Am I one of those “crunchymunchy” parents?  You know what I mean. “Crunchymunchy” as in the type of people who eat crunchy food like organic granola, wear hemp, and nurse their babe until he’s headed to kindergarten.  So, in terms of parenting style, where do I fall on the authoritarian-to-crunchymunchy spectrum?  I need to decide.  And the thing is, I find myself leaning more and more towards the crunchymunchy end of things.  But don’t worry, I won’t be showing up for kindergarten snack time to breastfeed.

The recipient of my parenting attempts and efforts is my son Sam.  While I was pregnant, people told me that Sam would be the joy of my life.  I was a smidge concerned because after all I’m not really a “baby person,” but they were right.  Sam is now seven months old, and he is indeed the joy of my and my husband Jack’ s lives.  I want to do this parenting thing right.  (I’ll make mistakes of course; no one is perfect.)  I don’t want to raise Sam a certain way if it is for no other reason than that was the way I was raised.  Frankly, I’m not too thrilled with the way I was raised.  I need to find a new parenting style, a different way of relating to my child.  And it looks like it’s going to have a crunchymunchy flavor.

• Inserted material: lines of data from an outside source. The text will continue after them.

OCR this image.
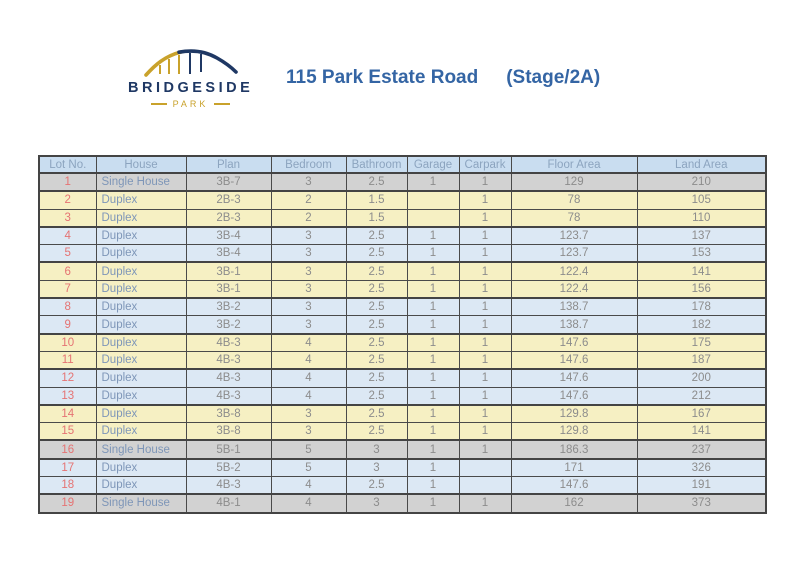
BRIDGESIDE
PARK
115 Park Estate Road (Stage/2A)
Lot No.	House	Plan	Bedroom	Bathroom	Garage	Carpark	Floor Area	Land Area
1	Single House	3B-7	3	2.5	1	1	129	210
2	Duplex	2B-3	2	1.5		1	78	105
3	Duplex	2B-3	2	1.5		1	78	110
4	Duplex	3B-4	3	2.5	1	1	123.7	137
5	Duplex	3B-4	3	2.5	1	1	123.7	153
6	Duplex	3B-1	3	2.5	1	1	122.4	141
7	Duplex	3B-1	3	2.5	1	1	122.4	156
8	Duplex	3B-2	3	2.5	1	1	138.7	178
9	Duplex	3B-2	3	2.5	1	1	138.7	182
10	Duplex	4B-3	4	2.5	1	1	147.6	175
11	Duplex	4B-3	4	2.5	1	1	147.6	187
12	Duplex	4B-3	4	2.5	1	1	147.6	200
13	Duplex	4B-3	4	2.5	1	1	147.6	212
14	Duplex	3B-8	3	2.5	1	1	129.8	167
15	Duplex	3B-8	3	2.5	1	1	129.8	141
16	Single House	5B-1	5	3	1	1	186.3	237
17	Duplex	5B-2	5	3	1		171	326
18	Duplex	4B-3	4	2.5	1		147.6	191
19	Single House	4B-1	4	3	1	1	162	373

During my spare few minutes here and there, I’ll be blogging about my trials and experiences with a more crunchymunchy style of parenting.  I expect to cover topics such as sleeping, pacifiers, eating, discipline, gender, and health, to begin with.  Of course as he gets older the issues will change.  I’ll also share a lot of my thoughts on some parenting experts.  I’ve been particularly taken with Alfie Kohn’s book Unconditional Parenting: Moving from Rewards and Punishments to Love and Reason.  I haven’t yet finished it, but I agree with a lot of what Kohn is asserting, and I’m excited to see how his theory works in real life.  Mostly though, I am excited to spend my days with Sam – teaching him, loving him, laughing with him, and showing him the world.  You may not get to go to the farmers market or playgroup with us, but I invite you to laugh, learn, and share in our experiences right here.